Population pharmacokinetics of cisplatin in adult cancer patients.

PURPOSE: To characterize the pharmacokinetics of the anticancer agent cisplatin, and explore the influence of patient covariates and interoccasion variability on drug disposition. METHODS: Data were obtained from 285 patients (519 complete curves; 3483 plasma samples) who received the drug as a 3-h intravenous infusion at a mean dose of 144 mg (range 75-210 mg). The population model was built with the use of NONMEM, performing generalized-additive modeling to identify candidate covariates including body-surface area (BSA), age, sex, height, weight, hematocrit, total protein, albumin, serum creatinine, and creatinine clearance, and using a backward deletion protocol to obtain the final models for clearance (CL) and volume of distribution (V). RESULTS: The final model was a one-compartment linear model with BSA (in meters squared) as the only significant covariate that impacted on both CL and V: TVCL (in liters per hour)=51.7+26.3x(BSA-1.855) and TVV (in liters)=41.1+24.6x(BSA-1.855), where TVCL and TVV are referred to as typical values that could be used a priori in dosage regimen design. The interindividual and interoccasion variability estimates for CL and V were 16.82 and 20.35%, and 13.93 and 22.91%, respectively. CONCLUSION: A population pharmacokinetic model for cisplatin has been developed that incorporates measures of body size to predict clearance. In this patient population, cisplatin pharmacokinetics were not associated with age, sex, or measures of renal dysfunction.

Population pharmacokinetic and limited sampling models for carboplatin administered in high-dose combination regimens with peripheral blood stem cell support.
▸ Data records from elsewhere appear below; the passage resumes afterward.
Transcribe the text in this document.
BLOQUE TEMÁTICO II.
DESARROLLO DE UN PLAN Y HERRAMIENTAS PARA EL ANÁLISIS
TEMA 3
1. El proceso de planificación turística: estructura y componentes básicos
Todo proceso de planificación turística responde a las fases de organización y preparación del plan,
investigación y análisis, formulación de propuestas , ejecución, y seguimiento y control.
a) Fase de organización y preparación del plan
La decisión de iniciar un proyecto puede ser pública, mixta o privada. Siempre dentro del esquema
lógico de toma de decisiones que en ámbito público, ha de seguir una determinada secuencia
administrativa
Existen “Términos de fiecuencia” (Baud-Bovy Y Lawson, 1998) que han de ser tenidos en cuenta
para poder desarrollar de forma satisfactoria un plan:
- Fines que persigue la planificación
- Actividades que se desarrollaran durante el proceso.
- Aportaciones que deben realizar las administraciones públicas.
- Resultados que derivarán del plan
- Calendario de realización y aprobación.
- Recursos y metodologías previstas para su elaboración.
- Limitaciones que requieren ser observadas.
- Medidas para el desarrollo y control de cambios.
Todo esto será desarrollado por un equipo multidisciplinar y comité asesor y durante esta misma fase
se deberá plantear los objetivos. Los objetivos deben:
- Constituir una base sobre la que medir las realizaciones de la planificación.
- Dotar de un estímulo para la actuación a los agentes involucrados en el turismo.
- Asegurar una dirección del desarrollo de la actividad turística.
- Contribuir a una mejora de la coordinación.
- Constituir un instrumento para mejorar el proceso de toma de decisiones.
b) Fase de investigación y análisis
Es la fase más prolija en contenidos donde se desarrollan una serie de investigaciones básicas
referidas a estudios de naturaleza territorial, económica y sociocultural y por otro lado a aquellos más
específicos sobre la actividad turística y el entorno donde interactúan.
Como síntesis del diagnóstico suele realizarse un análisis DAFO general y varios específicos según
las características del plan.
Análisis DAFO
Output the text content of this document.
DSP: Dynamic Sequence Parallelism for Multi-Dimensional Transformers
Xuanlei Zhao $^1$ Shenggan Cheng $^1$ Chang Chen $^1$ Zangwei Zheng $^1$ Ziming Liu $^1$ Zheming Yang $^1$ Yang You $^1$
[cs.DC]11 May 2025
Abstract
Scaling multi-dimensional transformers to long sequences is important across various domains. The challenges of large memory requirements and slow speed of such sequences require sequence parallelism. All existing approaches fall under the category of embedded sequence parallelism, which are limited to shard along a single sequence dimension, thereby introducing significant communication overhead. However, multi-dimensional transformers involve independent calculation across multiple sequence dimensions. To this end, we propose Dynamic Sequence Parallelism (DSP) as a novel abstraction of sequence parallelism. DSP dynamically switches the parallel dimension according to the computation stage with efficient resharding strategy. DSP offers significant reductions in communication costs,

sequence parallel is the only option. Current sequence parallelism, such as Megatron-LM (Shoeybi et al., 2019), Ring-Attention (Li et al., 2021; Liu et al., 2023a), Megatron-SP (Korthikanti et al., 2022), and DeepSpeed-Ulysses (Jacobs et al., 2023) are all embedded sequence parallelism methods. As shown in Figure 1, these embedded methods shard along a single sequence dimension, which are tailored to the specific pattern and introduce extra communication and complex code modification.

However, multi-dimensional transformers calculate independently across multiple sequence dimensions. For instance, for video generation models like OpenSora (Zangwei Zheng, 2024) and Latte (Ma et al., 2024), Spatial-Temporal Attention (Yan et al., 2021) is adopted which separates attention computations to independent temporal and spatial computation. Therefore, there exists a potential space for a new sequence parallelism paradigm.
OBJECTIVE: By means of a nonlinear mixed effect modeling technique, a population pharmacokinetic (PK) model was developed to evaluate the effects of a variety of covariates on clearance and other pharmacokinetic parameters of ultrafilterable carboplatin administered in high-dose combination regimens with peripheral blood stem cell support. In addition, single-sample and two-sample limited sampling models (LSMs) were derived to estimate carboplatin's AUC that could be used in the design of drug dosing regimens. METHODS: A total of 44 female patients with advanced ovarian cancer participated in two phase I studies. All 44 patients received a high-dose carboplatin chemotherapy with other anticancer drugs. A population PK model was applied to the plasma concentration-time data of ultrafilterable carboplatin using the NONMEM and Xpose computer programs. The Xpose program utilized a general additive modeling technique to identify significant patient covariates and PK parameter relationships. The resultant PK model was validated using a bootstrap method. Stepwise linear regression analyses were used to develop LSMs based on the correlation between carboplatin's AUC and plasma concentrations. RESULTS: The best structural covariate-free model for high-dose carboplatin was a linear two-compartment model with an exponential error model to account for intersubject variability and a CCV error model to account for intrasubject variability. Subsequently, a final covariate model for clearance (l/min) was obtained as follows: TVCL=0.101+0011*(WT-62.35)-0.0658*(SCR-0.65) where WT is body weight (kg) and SCR is serum creatinine (mg/dl). Both WT and SCR were found to significantly influence carboplatin's total clearance. It was determined that the best single-sample LSM was AUC(LSM)=0.553*C(240min) ( r=0.998). CONCLUSION: Both a population PK model and a LSM for high-dose carboplatin were developed following its administration in combination chemotherapeutic regimens with peripheral blood stem cell support. In both cases, the models performed well when analyzed in the context of the retrospective and bootstrap analyses. Prospective studies in ovarian cancer patients should be conducted to further tailor the current models.